The good news for traders is that this indecisive and rather boring action is likely to set us up for some near-term drama. We have earnings season starting in earnest next week, which is likely to be a tipping point for the market.
Alcoa (AA) started things off last night with a 2-cent beat, but guidance was disappointing and the stock is trading down this morning. Overall expectations for earnings have come down quite a bit lately and some pundits believe they are now low enough to set us up for some positive reactions. We find out starting next Tuesday night.
While we wait for earnings, the market is jumping around on oil, China, Greece and European economic news. None of those issue is positive enough to put the market into an uptrend, but they are providing some excuses for intraday volatility.
The key issue continues to be the Fed's timing of future interest-rate hikes. When the minutes of the last Fed meeting were released yesterday, there was some quick selling as there appeared to be more hawkishness than anticipated, but that was quickly reversed as market players reflected on the poor jobs news that we rallied on this past Monday.
While the market is still a bit nervous over the potential for rate hikes in June, there is growing confidence that nothing is going to be done until later in the year. We are going to jump around a bit as the various Fed members continue to flap their gums, but the data-dependent Fed just doesn't have enough data to start rate hikes any time soon.
There is plenty of news flow for the bulls and bears to debate right now, but it isn't doing much to drive the market. The action is trendless. We have some good support, but not enough buying to create good momentum. There is some trading in China stocks, biotechnology and some other odds and ends, but no major big-cap leadership. Traders keep coming back to biotechnology and solar energy. If we lose those groups, we will be in trouble. But right now boredom is keeping those groups active.
When the market is in a state of flux like it is now, the easy thing to do is to start making predictions about what will come. Pre-existing biases become very clear as the pundits project their emotions on to a market that isn't very clear.
The bears see the choppiness and uncertainty as an indication that a major top is forming and that disaster is hiding just around the corner. The bulls see this trendless action as just a healthy pause before the long-running uptrend continues.

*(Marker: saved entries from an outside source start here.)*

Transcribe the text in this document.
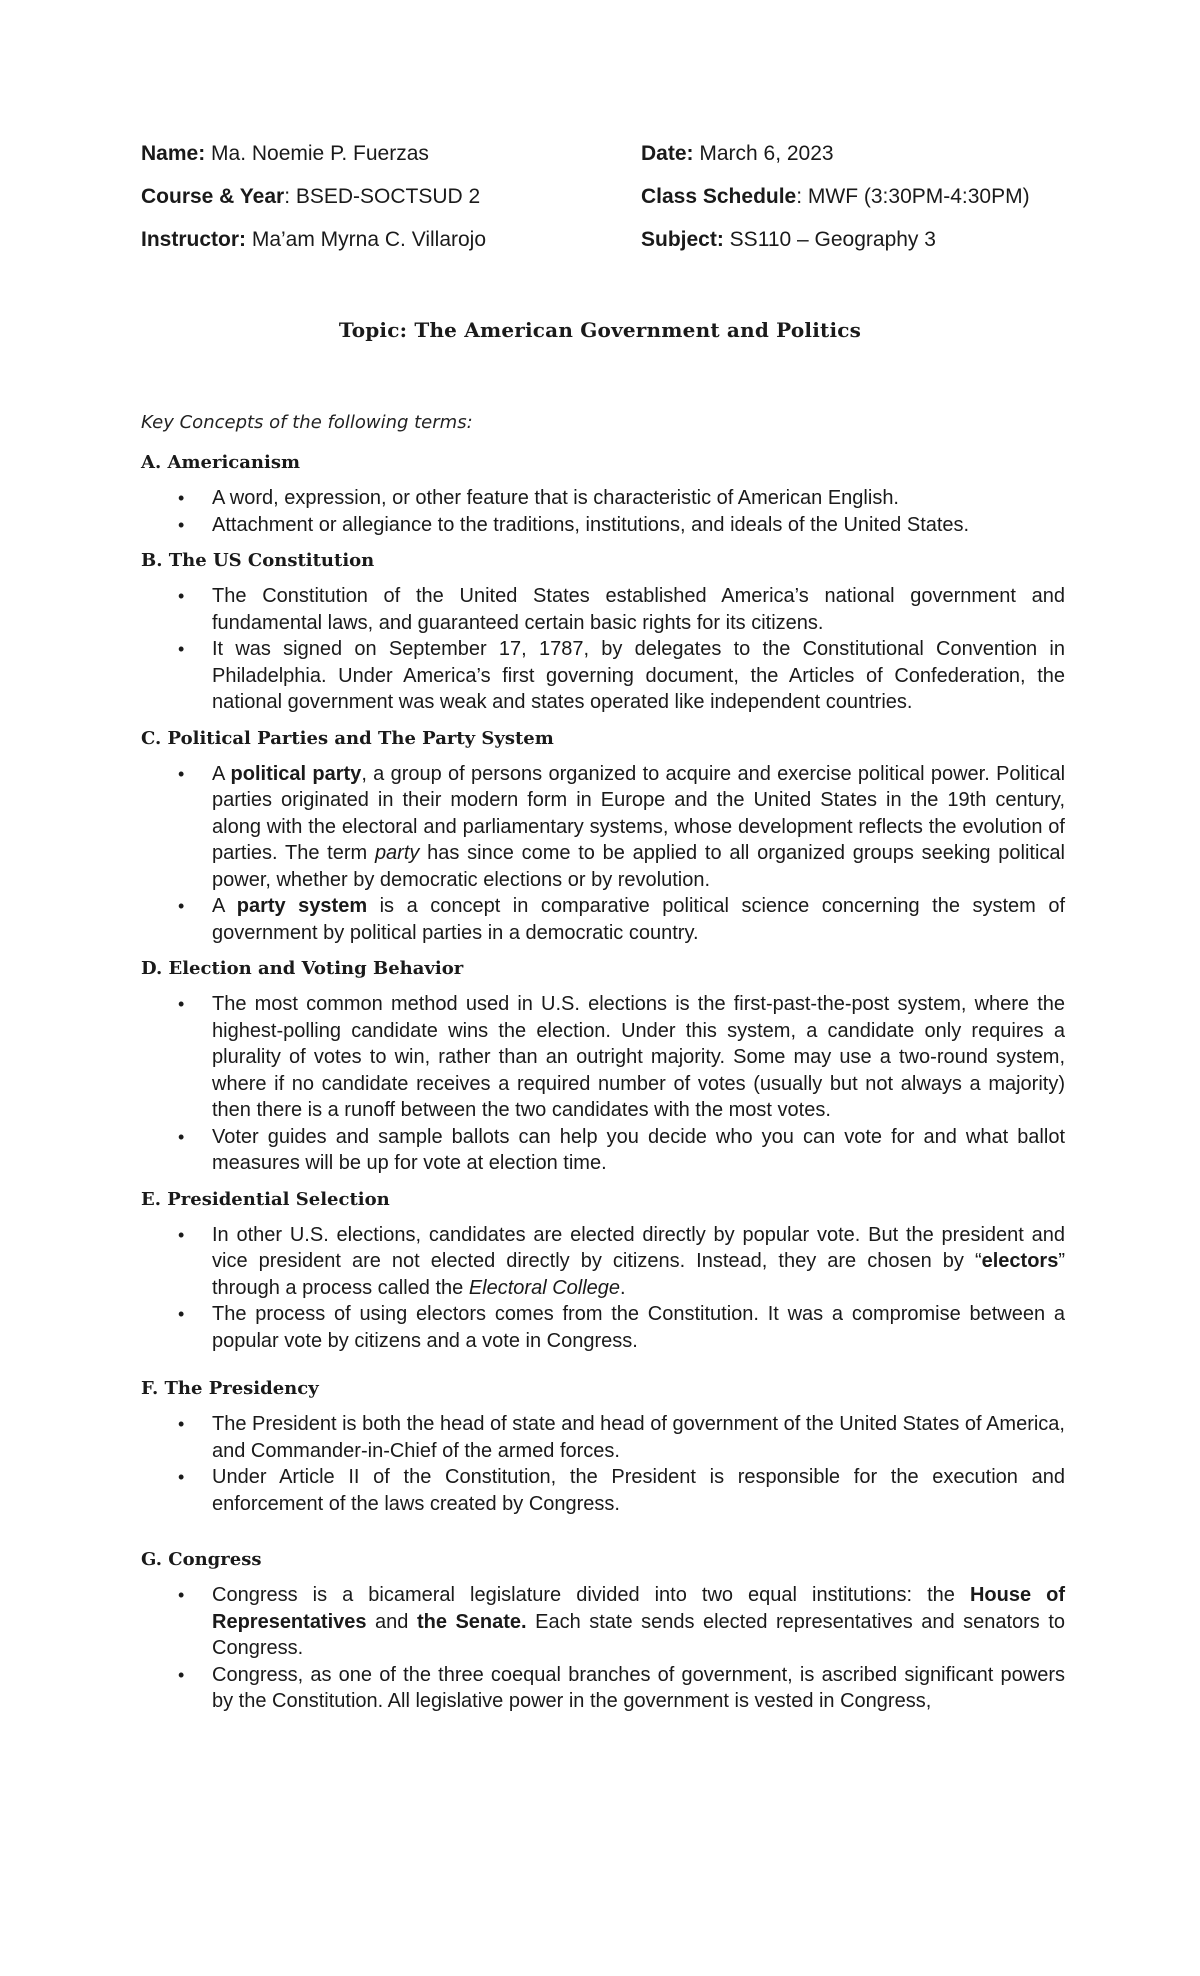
Name: Ma. Noemie P. Fuerzas	Date: March 6, 2023
Course & Year: BSED-SOCTSUD 2	Class Schedule: MWF (3:30PM-4:30PM)
Instructor: Ma’am Myrna C. Villarojo	Subject: SS110 – Geography 3
Topic: The American Government and Politics
Key Concepts of the following terms:
A. Americanism
• A word, expression, or other feature that is characteristic of American English.
• Attachment or allegiance to the traditions, institutions, and ideals of the United States.
B. The US Constitution
• The Constitution of the United States established America’s national government and fundamental laws, and guaranteed certain basic rights for its citizens.
• It was signed on September 17, 1787, by delegates to the Constitutional Convention in Philadelphia. Under America’s first governing document, the Articles of Confederation, the national government was weak and states operated like independent countries.
C. Political Parties and The Party System
• A political party, a group of persons organized to acquire and exercise political power. Political parties originated in their modern form in Europe and the United States in the 19th century, along with the electoral and parliamentary systems, whose development reflects the evolution of parties. The term party has since come to be applied to all organized groups seeking political power, whether by democratic elections or by revolution.
• A party system is a concept in comparative political science concerning the system of government by political parties in a democratic country.
D. Election and Voting Behavior
• The most common method used in U.S. elections is the first-past-the-post system, where the highest-polling candidate wins the election. Under this system, a candidate only requires a plurality of votes to win, rather than an outright majority. Some may use a two-round system, where if no candidate receives a required number of votes (usually but not always a majority) then there is a runoff between the two candidates with the most votes.
• Voter guides and sample ballots can help you decide who you can vote for and what ballot measures will be up for vote at election time.
E. Presidential Selection
• In other U.S. elections, candidates are elected directly by popular vote. But the president and vice president are not elected directly by citizens. Instead, they are chosen by “electors” through a process called the Electoral College.
• The process of using electors comes from the Constitution. It was a compromise between a popular vote by citizens and a vote in Congress.
F. The Presidency
• The President is both the head of state and head of government of the United States of America, and Commander-in-Chief of the armed forces.
• Under Article II of the Constitution, the President is responsible for the execution and enforcement of the laws created by Congress.
G. Congress
• Congress is a bicameral legislature divided into two equal institutions: the House of Representatives and the Senate. Each state sends elected representatives and senators to Congress.
• Congress, as one of the three coequal branches of government, is ascribed significant powers by the Constitution. All legislative power in the government is vested in Congress,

For opportunistic traders, we don't really need to guess. We simply need to monitor the action closely and wait for greater clarity to develop. There is no need for a big-picture thesis or for grand predictions about market turns. The price action is the only evidence that we need. Just watch it and we'll soon have a good insight into the market's intentions.
We have a little early pressure, despite mostly good news overseas. Worries about the Fed are bubbling up, but mostly it is just a market that can't make up its mind.